I don’t think you understand how much genuine satisfaction I just got from this review, and from knowing that finished the whole series.
Long dramatic sigh of contentment.
Half the reason I grabbed book 13.5 from the library was because of you.
“Ashley will be ecstatic if you read ALL of it, Katie.”
Also… next up is Bloodline, which is all your fault as well. Its my first ever novel in the Star Wars universe. EVER.
Hahahah, yessss. Also, YESSS BLOODLINE SO GOOD. I hope you love it.
I think I may have hit some sort of Cannonball milestone back in the day with my review of book 13 of this series. I can honestly say that I read the last one entirely out of stubbornness, by that point, any genuine enjoyment I had from the early books in the series was entirely gone.
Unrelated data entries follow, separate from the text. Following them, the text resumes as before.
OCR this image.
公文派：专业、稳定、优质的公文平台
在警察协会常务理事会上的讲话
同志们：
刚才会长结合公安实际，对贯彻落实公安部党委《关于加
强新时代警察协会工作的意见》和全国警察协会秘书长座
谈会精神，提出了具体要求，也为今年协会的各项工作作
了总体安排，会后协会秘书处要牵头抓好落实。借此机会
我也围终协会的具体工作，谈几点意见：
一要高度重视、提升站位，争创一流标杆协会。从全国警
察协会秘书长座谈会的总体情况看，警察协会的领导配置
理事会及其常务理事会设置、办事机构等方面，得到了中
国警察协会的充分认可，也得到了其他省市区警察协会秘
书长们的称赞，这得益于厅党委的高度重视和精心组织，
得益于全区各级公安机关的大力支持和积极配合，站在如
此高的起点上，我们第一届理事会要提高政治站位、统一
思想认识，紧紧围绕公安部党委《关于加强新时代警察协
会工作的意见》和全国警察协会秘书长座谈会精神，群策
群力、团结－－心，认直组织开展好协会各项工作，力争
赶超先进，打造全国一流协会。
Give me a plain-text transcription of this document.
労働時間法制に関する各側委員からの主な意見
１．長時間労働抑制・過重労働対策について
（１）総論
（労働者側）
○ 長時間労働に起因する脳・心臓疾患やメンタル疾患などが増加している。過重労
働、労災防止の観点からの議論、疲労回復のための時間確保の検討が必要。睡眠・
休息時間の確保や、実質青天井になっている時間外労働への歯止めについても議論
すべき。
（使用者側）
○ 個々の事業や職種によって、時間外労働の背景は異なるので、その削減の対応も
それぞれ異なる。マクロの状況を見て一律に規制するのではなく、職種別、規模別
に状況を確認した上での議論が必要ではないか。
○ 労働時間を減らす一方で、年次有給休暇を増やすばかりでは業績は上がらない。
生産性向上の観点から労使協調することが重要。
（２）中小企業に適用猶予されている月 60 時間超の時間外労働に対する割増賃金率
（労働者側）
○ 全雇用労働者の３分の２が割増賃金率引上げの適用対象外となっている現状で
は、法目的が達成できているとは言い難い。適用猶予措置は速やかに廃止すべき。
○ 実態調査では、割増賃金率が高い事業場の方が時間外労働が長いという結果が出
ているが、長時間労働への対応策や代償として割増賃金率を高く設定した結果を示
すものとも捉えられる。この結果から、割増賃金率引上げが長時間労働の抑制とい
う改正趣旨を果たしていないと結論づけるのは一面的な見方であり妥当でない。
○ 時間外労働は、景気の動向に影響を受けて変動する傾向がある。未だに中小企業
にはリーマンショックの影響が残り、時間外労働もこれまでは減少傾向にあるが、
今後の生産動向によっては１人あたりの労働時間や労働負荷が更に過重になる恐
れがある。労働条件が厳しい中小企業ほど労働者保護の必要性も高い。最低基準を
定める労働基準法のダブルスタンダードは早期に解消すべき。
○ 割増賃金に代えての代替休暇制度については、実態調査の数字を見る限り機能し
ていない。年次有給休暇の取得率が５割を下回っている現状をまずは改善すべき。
They went completely off the reservation there for a while. Funnily enough, my husband just mentioned the other day how we just sort of dropped the TV show too. I forget how many seasons we actually made it through, it may have been Jason being raped by were-panthers that made me quit. I remember not liking that storyline at all. Eric and Pam were even more glorious on TV than in the books though, and I’m glad they kept Lafayette around. Killing him off was clearly a mistake on Harris’ side.
I kept with the show until the end… but I had the ability to fast forward through parts that were too much, which is also how I deal with some of Game of Thrones.
I have genuinely positive overall memories of perhaps the first 7 books? And then Harris just pushed too far stretching this series out to 13. Books 10-12 were awful. This one was basically exactly what I expected it to be.